On “3. Again, you’re so focused on the metric etc. I’d ask you to re-read my responses and you’ll see that I state that there are other factors we look at […]”, one big problem is that, as pointed out by David Crotty, giving a metric along with a detailed analysis is the best way to have the analysis forgotten completely.
Moreover, you answers about h-index being not perfect but ok are unconvincing. h-index is a not-perfect measure of scientific impact, it is in no way a measure of the quality of editor’s or reviewer’s work. You are trying to measure temperature with a barometer here!
Speaking of outputs: Are the number of retracted papers from a journal taken into account in these metrics? Doesn’t this reflect on the quality of peer review? There have been some high profile concerns in journals that, in my opinion, should have been easily caught by high quality peer review.
Great point. As I mentioned briefly in my response to one of Phil’s questions, we do consider the journals retraction policies in our evaluation. Right now we are not counting the number of retractions but I think you make a valid point and this is something we need to consider. Thank you!
I apologize, but I do not understand the answer to “Similarly, a journal that employs professional editors, like Nature, may score much more poorly than one that relies entirely on researchers, like eLife. Care to comment?”. Let us presume that the world figures out how to ignore the metrics that preSCORE provides. What exactly does the preSCORE provide other than these metrics? I’m not quite sure that I understand how the service accounts for the noted issues between, as the question asks, how Nature and eLife approach who they use in their editor pool.

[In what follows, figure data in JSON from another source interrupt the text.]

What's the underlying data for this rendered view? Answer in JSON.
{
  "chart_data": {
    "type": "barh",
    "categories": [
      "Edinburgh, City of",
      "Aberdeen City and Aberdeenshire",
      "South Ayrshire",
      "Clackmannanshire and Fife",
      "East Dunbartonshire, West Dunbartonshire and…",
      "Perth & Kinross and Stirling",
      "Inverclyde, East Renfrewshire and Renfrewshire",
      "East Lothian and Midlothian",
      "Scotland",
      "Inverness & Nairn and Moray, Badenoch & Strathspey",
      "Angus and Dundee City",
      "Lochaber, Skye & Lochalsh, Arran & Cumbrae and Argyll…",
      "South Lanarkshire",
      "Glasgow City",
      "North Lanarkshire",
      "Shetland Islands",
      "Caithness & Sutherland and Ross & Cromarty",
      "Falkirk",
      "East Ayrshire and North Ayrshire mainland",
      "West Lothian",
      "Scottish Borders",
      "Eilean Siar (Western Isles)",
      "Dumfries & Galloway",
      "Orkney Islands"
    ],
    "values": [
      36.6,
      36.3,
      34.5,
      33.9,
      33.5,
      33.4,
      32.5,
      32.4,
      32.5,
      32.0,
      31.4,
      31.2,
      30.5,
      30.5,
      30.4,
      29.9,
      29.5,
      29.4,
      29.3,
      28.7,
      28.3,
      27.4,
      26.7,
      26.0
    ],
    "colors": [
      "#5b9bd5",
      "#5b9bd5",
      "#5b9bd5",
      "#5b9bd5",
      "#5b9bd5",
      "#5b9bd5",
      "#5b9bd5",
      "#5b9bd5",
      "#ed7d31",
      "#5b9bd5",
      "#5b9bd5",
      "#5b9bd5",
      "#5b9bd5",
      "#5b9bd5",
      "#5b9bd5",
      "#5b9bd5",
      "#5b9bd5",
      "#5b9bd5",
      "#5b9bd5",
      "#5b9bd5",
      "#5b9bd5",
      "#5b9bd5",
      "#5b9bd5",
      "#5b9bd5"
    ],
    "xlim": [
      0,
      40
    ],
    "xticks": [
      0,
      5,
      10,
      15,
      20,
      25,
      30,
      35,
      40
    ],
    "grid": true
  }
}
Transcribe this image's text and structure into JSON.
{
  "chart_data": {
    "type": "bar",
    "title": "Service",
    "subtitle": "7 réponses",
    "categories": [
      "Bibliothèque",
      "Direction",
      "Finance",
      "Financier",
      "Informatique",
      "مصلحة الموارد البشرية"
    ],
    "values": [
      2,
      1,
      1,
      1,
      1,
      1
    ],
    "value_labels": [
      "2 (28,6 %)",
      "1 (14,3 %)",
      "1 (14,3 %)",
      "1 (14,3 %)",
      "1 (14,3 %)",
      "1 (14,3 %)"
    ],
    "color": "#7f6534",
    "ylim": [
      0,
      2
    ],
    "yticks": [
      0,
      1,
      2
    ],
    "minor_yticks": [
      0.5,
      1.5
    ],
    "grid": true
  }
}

Hi Julia. I don’t think it’s a given that those journals will score lower. I do think a good EIC is very valuable. Metrics aside, as I said in the interview and some of my other responses the other service we hope to provide is validation for those journals who are conducting peer review in the manner in which they say they are. Similar to organizations such as COPE, Sense About Science, and others we want to raise awareness around the importance of good, ethical peer review. I think there are things we can do to increase transparency around the process while still preserving the anonymity many desire. At the same time we can support those who want more open peer review. If a participating journal wants to display reviewer comments and/or names, we can support that. It’s up to the journal. We won’t share any info they don’t want to. I think some if this will become more clear when we update our website and are able to share some examples of how this all works.
For subscription journals the “price signal” has been an effective (although not perfect) way to measure/reinforce editorial process quality and associated output. Journals with poor editorial process and output don’t get subscribers, and die.
OA journals don’t benefit from the same market mechanism, so substitutes like PreSCORE are sought.
Another alternative might be to give libraries a “virtual budget” to “spend” on “virtual subscriptions” to OA journals thereby simulating one of the positive aspects of the price signal.
I guess my most basic disagreement with Dr. Etkin is that I don’t want to “fix” the traditional peer review system. I want to replace it. The technological developments of recent decades make it possible to do so very much more. As an example, have a look at the concept of Open Evaluation, cf. http://bit.ly/TXztRY
First, While I am not a doctor, my mother will certainly be overjoyed that you referred to me as one. 🙂
I’m familiar with Open Evaluation and after reading the info you’ve provided I’m struck by how many similar ideas there are between that and what we are proposing with pre-score. I do disagree that the traditional peer review system needs to be replaced. It still works pretty darn well when conducted correctly. Let’s work to improve it rather than throw the baby out with the bath water. Technological developments have improved automobiles but I still drive a car to work every day. I also have a variety of “metrics” (MPG, Crash Test Ratings, Customer Reviews etc.) which help me decide what kind of car to buy.